Il via alla procedura è arrivato nella serata di ieri, mercoledì 2 dicembre 2015, quando Cunha ha accolto la mozione presentata dalle opposizioni. Si tratta della prima richiesta di impeachment contro un presidente arrivata al Congresso brasiliano negli ultimi 20 anni.

Contro Rousseff, le opposizioni avevano già avanzato delle mozioni di sfiducia. Sul tavolo del presidente della Camera e leader del partito di opposizione Pmbd, nei mesi scorsi erano arrivate almeno sei richieste, tutte respinte con forza. Secondo Eduardo Cunha, infatti, mettere in stato di accusa Rousseff avrebbe significato compiere un “passo indietro nel cammino democratico del Paese”, interrompendo un mandato di quattro anni iniziato poco più di 13 mesi fa.

Per diventare effettiva, la destituzione della presidente richiesta ieri dovrà però essere vagliata da una commissione composta dai membri di tutti i partiti politici brasiliani e poi sottoposta al voto della Camera dei deputati. La messa in stato d’accusa dovrà ottenere i due terzi dei voti, 342 sui 513 complessivi.

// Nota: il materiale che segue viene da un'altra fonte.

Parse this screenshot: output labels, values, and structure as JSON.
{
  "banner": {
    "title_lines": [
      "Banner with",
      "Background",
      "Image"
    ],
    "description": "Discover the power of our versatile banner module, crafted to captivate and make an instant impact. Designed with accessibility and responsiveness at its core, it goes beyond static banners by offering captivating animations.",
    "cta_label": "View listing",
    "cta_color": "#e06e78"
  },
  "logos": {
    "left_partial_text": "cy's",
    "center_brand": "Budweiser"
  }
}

In caso di parere positivo, il presidente verrebbe sospeso per 180 giorni, fino alla fine delle indagini condotte dal Senato. In questa fase, il potere passerebbe nelle mani del suo vicepresidente, Michel Temer, membro dello stesso partito di opposizione di Cunha.

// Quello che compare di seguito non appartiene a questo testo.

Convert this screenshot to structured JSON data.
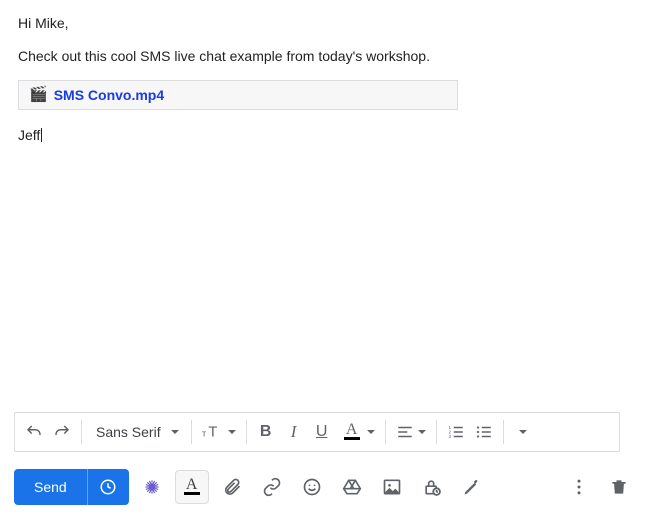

Il Partito dei lavoratori di Dilma Rousseff ha difeso fortemente il presidente e attaccato Cunha, accusandolo di ordire un complotto contro il capo dello stato. La maggioranza fa leva anche sull’accusa di corruzione che pende sul presidente della camera bassa, che avrebbe ricevuto tangenti in relazione allo scandalo che ha interessato la compagnia petrolifera statale Petrobras.

Non è ancora chiaro se gli avversari di Dilma Rousseff abbiano a propria disposizione i voti necessari per far proseguire la procedura di impeachment e, quindi, procedere con la messa in stato d’accusa.

Luciano Dias del centro studi politici Analise Politica ha dichiarato: “al di là di quanto dicano i politici, nonostante la mossa sfrontata di Cunha, le possibilità che l’impeachment sia approvato sono basse”.

Se la mozione dell’opposizione venisse approvata e fosse deciso l’allontanamento della Rousseff, però, l’economia brasiliana rischierebbe un nuovo pesante tracollo, che aggraverebbe la crisi attuale, arrivata dopo la forte espansione degli anni precedenti. Al momento l’economia del Paese è in forte difficoltà, con dati che parlano della più pesante recessione dalla crisi del 1929.